Monday, September 20, 2010


Tomorrow I take this year's students to the Woodlands Memorial Garden. It's a bit of an ordeal - carpooling, scheduling, signing liability waivers. But for me, it's one of the most important parts of their education. And mine.


The garden commemorates the hundreds of people who died at Woodlands and the thousands who lived there and are still living among us. Residents were buried on the grounds, each marked by a small concrete brick, engraved with their initial and last name and the year they died. That's it. In the 1970's, someone decided the stones no longer were needed and they were discarded. Some were used to build bbq pits and patios for the staff and homes off the property. Others were thrown into the ravine. As the institution closed, this came to light, and a handful of great people made it their business to collect the stones and create the Woodlands Memorial garden.


I love that place. Peaceful, lush, and beautiful. Those bricks now stand tall, reminding us of what happens when a certain segment of society is tossed aside, abused, marginalized, even "tolerated."


Left unchecked, these responses to differences leads to is a deadly forgetfulness that descends in our psyches. In Woodlands case, society's forgetting led to horrific acts of neglect and abuse, the severing of ties with family who were told by professionals to forget. One of the highlights of my life has been to participate in the creation of homes for several Woodlands residents, to witness firsthand not just the changes, but the miracles that connections can bring. But that is for another blog.

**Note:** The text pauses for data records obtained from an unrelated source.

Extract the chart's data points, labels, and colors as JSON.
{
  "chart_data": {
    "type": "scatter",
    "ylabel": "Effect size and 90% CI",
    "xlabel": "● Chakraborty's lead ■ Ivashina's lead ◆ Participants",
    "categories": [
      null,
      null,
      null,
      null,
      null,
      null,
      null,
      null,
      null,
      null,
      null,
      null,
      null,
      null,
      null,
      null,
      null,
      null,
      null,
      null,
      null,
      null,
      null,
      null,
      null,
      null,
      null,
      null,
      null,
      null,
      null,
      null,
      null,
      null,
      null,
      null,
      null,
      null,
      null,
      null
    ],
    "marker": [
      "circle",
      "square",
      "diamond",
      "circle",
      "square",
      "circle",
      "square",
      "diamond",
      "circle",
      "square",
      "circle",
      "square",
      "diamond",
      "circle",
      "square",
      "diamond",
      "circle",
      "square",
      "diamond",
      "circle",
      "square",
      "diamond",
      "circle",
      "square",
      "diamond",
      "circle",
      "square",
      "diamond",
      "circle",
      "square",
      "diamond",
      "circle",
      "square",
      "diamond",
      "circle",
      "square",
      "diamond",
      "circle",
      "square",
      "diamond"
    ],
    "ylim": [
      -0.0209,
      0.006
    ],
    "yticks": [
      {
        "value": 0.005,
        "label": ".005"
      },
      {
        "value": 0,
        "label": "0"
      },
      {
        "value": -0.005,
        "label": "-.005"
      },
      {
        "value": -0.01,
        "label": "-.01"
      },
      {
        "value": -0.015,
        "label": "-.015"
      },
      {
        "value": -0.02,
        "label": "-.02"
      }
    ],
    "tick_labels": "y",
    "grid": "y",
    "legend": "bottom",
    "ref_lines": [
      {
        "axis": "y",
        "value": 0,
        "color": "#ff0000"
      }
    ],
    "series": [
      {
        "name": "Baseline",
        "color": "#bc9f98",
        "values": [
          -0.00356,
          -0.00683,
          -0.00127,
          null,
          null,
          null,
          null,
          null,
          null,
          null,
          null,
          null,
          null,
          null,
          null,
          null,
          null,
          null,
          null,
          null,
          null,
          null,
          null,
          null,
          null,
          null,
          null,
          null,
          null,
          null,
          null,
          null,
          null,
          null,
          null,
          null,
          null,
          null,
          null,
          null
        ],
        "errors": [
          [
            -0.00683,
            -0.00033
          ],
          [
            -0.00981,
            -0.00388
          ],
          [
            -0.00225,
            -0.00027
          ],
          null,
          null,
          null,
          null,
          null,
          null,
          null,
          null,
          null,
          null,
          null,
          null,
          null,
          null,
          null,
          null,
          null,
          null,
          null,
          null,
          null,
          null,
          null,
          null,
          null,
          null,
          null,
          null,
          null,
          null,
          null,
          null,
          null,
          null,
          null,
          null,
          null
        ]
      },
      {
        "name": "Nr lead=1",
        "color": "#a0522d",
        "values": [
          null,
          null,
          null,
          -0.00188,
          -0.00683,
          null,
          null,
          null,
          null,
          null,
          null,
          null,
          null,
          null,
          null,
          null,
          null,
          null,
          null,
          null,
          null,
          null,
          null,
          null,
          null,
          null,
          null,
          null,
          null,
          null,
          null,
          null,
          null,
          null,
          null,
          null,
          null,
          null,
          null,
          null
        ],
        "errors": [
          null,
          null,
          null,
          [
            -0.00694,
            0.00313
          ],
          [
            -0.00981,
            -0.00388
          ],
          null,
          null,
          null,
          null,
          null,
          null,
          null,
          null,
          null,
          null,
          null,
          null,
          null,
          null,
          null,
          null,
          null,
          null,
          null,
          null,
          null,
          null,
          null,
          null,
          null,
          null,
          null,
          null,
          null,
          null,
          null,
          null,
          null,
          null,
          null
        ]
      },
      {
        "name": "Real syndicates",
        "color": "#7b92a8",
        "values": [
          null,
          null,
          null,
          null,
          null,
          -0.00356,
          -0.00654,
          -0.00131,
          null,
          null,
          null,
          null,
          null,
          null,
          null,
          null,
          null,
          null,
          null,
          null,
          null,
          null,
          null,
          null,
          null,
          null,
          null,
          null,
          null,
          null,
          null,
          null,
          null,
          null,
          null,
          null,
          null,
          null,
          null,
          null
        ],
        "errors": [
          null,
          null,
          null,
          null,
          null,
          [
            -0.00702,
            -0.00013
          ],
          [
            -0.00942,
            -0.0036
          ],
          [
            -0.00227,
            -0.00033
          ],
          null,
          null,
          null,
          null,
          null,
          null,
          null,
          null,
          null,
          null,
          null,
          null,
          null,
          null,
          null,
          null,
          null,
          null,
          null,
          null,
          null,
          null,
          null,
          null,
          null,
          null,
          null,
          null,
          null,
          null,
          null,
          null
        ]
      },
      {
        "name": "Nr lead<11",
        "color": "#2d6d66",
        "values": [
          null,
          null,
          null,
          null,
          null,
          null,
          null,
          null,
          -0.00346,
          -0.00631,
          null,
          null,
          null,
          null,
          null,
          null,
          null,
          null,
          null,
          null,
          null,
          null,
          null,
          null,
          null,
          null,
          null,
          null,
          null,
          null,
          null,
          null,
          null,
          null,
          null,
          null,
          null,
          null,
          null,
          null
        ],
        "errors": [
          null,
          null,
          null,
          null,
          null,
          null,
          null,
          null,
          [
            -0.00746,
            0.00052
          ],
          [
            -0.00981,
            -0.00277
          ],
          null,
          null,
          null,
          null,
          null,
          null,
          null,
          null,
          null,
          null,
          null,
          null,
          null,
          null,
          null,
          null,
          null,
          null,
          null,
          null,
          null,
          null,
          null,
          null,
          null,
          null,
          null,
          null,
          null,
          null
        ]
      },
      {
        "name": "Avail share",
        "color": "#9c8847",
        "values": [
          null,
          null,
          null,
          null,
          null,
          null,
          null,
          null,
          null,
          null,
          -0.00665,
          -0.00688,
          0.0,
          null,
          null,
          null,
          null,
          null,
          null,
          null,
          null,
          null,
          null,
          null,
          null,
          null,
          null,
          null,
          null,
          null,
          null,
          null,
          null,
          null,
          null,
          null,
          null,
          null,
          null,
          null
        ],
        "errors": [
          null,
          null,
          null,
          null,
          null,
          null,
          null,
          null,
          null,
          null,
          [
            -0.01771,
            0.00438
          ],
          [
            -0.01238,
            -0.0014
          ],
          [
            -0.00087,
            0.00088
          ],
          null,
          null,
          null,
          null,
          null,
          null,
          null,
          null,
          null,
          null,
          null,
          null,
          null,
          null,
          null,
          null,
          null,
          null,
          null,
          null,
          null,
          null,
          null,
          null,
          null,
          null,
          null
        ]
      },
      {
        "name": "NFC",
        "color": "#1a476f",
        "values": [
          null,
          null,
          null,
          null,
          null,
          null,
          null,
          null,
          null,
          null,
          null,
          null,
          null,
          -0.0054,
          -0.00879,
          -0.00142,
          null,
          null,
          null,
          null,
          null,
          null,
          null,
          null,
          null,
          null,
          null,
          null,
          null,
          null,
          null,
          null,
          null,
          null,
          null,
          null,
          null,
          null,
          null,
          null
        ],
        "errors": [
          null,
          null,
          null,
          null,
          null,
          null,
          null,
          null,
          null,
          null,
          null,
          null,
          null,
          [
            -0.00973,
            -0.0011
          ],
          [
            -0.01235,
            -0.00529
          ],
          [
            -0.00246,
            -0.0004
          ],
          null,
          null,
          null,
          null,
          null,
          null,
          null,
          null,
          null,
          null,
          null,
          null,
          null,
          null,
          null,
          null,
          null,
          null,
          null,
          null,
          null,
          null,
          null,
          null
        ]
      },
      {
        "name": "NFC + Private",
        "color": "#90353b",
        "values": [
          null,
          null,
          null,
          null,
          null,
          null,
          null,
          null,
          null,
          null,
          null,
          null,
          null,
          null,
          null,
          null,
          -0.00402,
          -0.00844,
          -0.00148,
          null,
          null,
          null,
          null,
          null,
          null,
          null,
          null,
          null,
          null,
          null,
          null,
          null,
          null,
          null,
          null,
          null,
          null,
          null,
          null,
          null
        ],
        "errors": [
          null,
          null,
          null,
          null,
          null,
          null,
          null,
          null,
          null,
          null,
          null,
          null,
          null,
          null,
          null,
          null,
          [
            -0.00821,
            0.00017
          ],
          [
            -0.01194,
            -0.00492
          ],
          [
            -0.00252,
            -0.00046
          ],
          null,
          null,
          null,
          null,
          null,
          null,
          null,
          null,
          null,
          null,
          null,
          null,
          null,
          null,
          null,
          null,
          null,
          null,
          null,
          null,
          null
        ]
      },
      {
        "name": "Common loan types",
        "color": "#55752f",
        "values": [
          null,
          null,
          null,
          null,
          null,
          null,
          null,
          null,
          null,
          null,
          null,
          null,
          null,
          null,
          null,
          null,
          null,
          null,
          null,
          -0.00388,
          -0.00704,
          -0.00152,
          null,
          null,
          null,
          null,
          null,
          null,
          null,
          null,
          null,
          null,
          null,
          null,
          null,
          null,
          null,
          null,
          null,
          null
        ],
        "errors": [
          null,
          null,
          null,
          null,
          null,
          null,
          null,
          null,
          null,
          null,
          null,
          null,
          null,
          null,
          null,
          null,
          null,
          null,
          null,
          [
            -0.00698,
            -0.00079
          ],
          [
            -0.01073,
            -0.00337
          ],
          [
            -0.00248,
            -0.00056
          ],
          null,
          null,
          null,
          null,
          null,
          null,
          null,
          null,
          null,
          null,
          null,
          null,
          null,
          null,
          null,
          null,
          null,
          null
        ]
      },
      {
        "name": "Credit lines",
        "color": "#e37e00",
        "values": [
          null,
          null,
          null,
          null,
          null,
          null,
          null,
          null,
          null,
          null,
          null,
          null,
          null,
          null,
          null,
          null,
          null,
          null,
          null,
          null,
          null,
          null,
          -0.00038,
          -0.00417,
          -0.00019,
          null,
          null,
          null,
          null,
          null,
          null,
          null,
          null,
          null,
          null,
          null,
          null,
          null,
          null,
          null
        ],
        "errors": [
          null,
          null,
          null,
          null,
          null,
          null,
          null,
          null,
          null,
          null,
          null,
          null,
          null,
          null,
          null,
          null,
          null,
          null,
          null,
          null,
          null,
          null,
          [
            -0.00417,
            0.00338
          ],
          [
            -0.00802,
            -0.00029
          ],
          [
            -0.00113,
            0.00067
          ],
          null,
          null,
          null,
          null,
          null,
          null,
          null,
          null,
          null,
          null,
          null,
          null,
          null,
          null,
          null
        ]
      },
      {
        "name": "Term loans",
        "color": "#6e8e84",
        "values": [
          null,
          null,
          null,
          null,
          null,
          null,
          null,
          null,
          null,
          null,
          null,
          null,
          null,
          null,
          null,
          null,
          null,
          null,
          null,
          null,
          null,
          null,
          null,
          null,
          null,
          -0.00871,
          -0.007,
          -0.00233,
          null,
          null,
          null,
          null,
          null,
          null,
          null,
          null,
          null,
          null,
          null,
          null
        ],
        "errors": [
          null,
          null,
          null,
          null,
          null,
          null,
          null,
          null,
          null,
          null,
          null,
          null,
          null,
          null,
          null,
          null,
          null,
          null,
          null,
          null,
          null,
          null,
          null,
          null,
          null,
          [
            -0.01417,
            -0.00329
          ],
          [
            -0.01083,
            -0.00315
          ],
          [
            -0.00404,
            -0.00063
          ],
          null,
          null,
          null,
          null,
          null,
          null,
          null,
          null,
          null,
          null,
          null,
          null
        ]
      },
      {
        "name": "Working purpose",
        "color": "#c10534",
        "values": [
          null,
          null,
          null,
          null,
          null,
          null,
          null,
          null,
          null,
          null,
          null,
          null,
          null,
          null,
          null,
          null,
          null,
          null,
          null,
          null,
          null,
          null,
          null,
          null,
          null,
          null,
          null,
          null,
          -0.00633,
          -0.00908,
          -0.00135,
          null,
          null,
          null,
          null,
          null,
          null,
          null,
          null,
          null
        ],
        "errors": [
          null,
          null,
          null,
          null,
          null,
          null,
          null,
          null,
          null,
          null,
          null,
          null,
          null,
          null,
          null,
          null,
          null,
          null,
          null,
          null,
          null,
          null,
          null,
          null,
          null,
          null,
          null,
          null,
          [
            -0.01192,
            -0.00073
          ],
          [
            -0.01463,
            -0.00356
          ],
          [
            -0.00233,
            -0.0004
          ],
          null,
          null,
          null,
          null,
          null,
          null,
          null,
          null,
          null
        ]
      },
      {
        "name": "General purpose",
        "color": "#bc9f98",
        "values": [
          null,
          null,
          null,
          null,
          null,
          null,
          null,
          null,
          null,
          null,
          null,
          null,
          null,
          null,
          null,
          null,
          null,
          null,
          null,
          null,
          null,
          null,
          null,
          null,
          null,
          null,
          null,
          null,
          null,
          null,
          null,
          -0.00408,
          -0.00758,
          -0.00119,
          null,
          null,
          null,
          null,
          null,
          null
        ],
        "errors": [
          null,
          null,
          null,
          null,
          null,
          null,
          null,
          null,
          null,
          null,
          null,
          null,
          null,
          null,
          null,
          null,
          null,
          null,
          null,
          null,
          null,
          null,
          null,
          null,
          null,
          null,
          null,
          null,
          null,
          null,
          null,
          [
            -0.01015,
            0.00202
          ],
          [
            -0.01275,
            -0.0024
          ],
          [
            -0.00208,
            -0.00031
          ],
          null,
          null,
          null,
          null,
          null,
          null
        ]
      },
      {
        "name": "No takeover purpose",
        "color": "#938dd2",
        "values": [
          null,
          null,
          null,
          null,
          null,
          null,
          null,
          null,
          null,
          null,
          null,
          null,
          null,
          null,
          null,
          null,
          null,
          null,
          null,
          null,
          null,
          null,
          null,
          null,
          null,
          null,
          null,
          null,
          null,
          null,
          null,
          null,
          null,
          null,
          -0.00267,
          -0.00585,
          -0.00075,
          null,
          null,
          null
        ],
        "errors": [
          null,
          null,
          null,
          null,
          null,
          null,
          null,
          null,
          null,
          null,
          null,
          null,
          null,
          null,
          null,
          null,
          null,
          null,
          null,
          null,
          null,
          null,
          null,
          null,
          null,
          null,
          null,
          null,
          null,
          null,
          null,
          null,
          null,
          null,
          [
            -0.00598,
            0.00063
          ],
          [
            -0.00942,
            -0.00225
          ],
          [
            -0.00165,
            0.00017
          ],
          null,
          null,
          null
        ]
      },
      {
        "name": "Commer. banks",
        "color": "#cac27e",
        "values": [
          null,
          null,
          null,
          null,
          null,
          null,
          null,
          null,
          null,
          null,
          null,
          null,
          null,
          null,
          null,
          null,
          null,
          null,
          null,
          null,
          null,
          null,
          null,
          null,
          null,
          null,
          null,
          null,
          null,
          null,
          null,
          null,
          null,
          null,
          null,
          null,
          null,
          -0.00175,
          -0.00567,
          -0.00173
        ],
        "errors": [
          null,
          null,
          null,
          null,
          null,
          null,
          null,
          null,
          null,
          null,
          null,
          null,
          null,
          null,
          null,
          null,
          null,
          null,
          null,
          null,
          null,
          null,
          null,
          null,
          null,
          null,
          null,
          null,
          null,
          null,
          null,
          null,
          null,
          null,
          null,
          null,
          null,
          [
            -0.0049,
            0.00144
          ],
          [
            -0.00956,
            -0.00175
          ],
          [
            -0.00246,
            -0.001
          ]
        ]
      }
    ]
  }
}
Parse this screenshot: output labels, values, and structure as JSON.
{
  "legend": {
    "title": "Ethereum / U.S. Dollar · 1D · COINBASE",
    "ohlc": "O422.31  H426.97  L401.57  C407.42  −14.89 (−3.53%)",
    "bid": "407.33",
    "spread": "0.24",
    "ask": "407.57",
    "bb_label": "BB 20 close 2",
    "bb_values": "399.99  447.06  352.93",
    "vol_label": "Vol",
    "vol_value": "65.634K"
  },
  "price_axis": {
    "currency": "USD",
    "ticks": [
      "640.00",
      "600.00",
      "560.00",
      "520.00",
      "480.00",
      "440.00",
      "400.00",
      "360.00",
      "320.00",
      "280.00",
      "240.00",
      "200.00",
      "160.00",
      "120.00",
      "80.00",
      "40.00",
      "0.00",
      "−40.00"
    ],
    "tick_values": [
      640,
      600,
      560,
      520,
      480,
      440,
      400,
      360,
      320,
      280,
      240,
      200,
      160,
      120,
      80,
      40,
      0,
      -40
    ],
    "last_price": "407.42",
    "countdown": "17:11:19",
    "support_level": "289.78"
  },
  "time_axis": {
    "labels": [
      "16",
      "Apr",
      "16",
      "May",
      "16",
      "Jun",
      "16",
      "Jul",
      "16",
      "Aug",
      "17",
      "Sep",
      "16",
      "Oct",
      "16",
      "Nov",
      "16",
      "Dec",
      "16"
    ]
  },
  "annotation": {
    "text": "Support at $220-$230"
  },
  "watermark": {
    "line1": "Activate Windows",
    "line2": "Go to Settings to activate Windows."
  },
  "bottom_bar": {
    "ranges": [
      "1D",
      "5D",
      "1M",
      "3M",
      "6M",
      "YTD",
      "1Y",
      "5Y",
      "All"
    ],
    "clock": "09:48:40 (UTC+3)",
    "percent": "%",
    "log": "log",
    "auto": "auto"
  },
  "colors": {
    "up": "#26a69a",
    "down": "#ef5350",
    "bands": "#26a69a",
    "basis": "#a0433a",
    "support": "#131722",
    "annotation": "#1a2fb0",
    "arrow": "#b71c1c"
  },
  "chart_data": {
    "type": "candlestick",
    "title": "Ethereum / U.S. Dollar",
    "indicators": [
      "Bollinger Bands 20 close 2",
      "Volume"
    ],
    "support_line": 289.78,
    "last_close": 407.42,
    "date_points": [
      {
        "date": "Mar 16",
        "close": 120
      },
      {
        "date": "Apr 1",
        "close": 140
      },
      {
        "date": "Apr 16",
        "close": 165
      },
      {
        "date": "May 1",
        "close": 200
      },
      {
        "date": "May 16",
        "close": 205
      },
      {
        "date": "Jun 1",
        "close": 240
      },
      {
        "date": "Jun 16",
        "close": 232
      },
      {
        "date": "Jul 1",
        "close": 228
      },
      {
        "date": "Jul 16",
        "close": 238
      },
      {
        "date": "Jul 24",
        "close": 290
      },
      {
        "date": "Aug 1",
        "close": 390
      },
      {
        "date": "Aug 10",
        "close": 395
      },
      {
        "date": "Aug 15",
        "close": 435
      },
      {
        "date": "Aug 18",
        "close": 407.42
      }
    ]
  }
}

There is no "us" and "them." We cannot afford this as a society. Such thinking leads to the breakdown of families, relationships, whole societies. In some cases it has led to physical acts of abuse, torture, even death.


The garden silently and beautifully bears witness to this truth. Walking the Woodlands garden path is an act of worship, a sacrament of sorts for me. Those souls inspire me to stand tall in the midst of my own differences. They inspire me to model self-acceptance and the acceptance of others. My hope is that the students tomorrow recognize not just how important the work is that they will be doing as Special Education Assistants, but the critical bigger picture of full inclusion, full rights, full participation of all in society.